The chairman of the House Financial Services Committee, Barney Frank, plans to introduce his next bid to overturn the Unlawful Internet Gambling Enforcement Act this (April) month…but he will not be resorting to the subterfuges adopted by UIGEA’s founders in getting the bill through.
In 2006 the UIGEA was pushed through a late night session of the 109th Congress on the eve of an electoral recess and attached to the totally unrelated and must-pass Safe Ports security bill.
The Washington publication The Hill reports that Frank intends to introduce his legislation as a standalone bill and will not seek to add it to must-pass legislation. This could mean that it will be much more difficult for his measure to emerge from Congress.
Frank told The Hill that he would not emulate the Republicans’ tactics in passing the UIGEA, saying it is unclear whether the gambling ban would have become law if it had been forced to stand on its own merits.
He said it would be “inappropriate” to follow the Republican example.
“That is not my intention. It would be a mistake,” Frank told The Hill. “I want to do this with hearings, discussions and votes.”
Frank first introduced the bill last Congress in April 2007. It garnered 48 co-sponsors but was not able to move out of committee and earn a floor vote in the House.
Frank said he would reintroduce the bill soon. “After the break, definitely in April,” the chairman said. Congress returns from the Easter recess during the week of April 20, which would leave the Massachusetts Democrat a little under two weeks to introduce the bill this month.
Frank’s bill would remove the ban on Internet gambling, which Republicans fought hard to institute after heavy lobbying from conservative Christian groups when they controlled Capitol Hill. His legislation would regulate the practice as well as tax it, providing new revenues for the federal government.
According to a study by the accounting firm PricewaterhouseCoopers, taxing Internet gambling could produce as much as $51.9 billion in revenue for the federal government over the next 10 years. That figure could help attract votes to the bill from a number of conservative deficit hawks in the Democratic Caucus.
In an economic climate where a number of states are seeking to raise more money through expanding licensed land gambling, professional sports leagues including the NFL have joined religious groups in opposing efforts to regulate Internet gambling.
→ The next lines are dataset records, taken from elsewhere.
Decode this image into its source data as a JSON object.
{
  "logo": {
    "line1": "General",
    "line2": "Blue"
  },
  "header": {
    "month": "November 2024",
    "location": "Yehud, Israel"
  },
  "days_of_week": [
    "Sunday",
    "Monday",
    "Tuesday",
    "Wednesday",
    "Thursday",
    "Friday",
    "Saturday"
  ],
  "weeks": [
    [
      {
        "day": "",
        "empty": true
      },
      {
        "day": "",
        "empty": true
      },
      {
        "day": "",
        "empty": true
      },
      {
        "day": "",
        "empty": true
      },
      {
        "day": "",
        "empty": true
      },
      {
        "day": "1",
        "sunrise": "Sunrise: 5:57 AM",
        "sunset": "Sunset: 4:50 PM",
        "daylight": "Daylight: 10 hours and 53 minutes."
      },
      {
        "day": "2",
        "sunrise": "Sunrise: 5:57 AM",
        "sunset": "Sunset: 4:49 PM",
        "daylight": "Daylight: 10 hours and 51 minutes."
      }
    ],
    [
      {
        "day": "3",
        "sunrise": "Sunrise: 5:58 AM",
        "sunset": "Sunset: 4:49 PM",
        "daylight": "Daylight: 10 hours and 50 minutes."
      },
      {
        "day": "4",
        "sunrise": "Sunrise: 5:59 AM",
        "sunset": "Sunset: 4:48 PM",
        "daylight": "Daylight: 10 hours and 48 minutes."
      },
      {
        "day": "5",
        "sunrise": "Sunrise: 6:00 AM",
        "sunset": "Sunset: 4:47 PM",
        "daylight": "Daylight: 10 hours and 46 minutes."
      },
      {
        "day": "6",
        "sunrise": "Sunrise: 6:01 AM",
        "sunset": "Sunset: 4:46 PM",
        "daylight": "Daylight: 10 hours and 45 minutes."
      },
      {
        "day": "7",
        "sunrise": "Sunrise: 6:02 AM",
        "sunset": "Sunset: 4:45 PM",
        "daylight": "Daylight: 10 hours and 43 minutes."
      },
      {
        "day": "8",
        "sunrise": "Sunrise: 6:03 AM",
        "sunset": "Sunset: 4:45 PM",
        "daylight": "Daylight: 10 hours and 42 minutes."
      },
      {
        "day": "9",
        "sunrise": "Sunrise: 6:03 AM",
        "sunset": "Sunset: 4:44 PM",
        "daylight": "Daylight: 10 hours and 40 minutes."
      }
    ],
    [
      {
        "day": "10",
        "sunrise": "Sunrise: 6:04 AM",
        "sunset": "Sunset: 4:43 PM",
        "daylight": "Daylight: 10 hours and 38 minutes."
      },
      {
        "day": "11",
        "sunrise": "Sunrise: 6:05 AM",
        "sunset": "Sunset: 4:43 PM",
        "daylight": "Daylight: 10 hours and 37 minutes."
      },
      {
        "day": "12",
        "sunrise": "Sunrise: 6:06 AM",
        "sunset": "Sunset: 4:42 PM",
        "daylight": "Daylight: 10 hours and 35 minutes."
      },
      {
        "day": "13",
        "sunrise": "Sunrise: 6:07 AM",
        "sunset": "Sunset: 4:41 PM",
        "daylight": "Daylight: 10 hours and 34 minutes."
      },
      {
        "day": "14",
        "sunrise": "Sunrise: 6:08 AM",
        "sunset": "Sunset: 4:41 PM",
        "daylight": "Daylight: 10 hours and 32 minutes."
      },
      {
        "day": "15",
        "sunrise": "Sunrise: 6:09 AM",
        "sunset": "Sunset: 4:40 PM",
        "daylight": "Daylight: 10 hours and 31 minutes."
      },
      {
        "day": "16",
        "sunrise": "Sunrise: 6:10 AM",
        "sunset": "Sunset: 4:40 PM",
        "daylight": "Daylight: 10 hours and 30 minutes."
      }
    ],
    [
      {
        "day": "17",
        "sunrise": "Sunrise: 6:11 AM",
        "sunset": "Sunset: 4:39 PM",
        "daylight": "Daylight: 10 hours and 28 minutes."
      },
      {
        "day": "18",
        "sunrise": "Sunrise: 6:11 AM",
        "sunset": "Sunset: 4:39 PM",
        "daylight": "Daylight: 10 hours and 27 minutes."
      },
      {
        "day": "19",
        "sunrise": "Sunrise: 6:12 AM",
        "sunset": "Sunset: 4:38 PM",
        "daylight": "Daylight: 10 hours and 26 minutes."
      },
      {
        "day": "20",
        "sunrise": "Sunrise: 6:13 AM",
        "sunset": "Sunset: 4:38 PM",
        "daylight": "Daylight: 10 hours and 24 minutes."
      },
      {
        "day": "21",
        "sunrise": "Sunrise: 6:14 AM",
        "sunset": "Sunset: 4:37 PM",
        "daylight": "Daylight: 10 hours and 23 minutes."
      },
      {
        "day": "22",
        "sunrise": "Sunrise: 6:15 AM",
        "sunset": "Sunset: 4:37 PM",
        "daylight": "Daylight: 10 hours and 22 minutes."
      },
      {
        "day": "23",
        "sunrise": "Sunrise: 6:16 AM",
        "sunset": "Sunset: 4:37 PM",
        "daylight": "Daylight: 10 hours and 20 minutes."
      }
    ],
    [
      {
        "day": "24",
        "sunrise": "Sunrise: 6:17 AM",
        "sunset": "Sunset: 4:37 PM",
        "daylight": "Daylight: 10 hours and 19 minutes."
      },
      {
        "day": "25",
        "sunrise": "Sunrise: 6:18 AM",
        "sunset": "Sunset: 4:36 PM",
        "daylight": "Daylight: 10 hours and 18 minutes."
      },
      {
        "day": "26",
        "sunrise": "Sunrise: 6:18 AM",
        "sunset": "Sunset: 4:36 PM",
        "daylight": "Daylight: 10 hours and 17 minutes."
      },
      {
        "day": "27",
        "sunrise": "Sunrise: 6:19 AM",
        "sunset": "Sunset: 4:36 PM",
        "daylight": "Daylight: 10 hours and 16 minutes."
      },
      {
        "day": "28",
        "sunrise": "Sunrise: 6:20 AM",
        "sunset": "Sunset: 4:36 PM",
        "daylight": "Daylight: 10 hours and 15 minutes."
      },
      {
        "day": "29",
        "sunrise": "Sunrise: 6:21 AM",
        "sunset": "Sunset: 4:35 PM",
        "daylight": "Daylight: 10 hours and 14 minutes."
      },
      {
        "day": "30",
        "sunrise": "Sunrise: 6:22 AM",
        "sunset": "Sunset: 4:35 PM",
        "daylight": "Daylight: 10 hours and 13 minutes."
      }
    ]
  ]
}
Both sides of the debate praised Frank’s pledge to move the bill as standalone legislation.
“We welcome a standalone bill, which would allow for a thorough discussion of all the issues relating to regulations and consumer protections,” said Jeffrey Sandman, a spokesman for the Safe and Secure Internet Gambling Initiative, which backs Frank’s bill.
“The excitement over Congressman Frank’s bill is it would create an environment that would protect American consumers and include safeguards against underage gambling and compulsive gambling, which don’t exist right now,” Sandman said.
Officials with conservative groups that backed the Republican-authored ban on Internet gambling in 2006 also said Frank is taking the right path.
“I don’t think Republicans should have done that. We should have been courageous and put it on the floor as a standalone bill and I think we would have won, in my opinion,” said Jim Backlin, vice president of legislative affairs for the Christian Coalition of America. “I think it is good that Congressman Frank is not trying to attach [his bill] to a fast-track bill.”
Backlin said his coalition and other groups will lobby hard against Frank’s bill once it is introduced in Congress. He expressed confidence Frank’s bill will be defeated despite Democratic control of Congress. Backlin noted that dozens of House Democrats are representing districts that former President George W. Bush won in the 2000 and 2004 elections.
“That is a good chunk to work with, and we will probably get most of the Republicans. That is getting close to 218, which is what we need to defeat it,” Backlin said.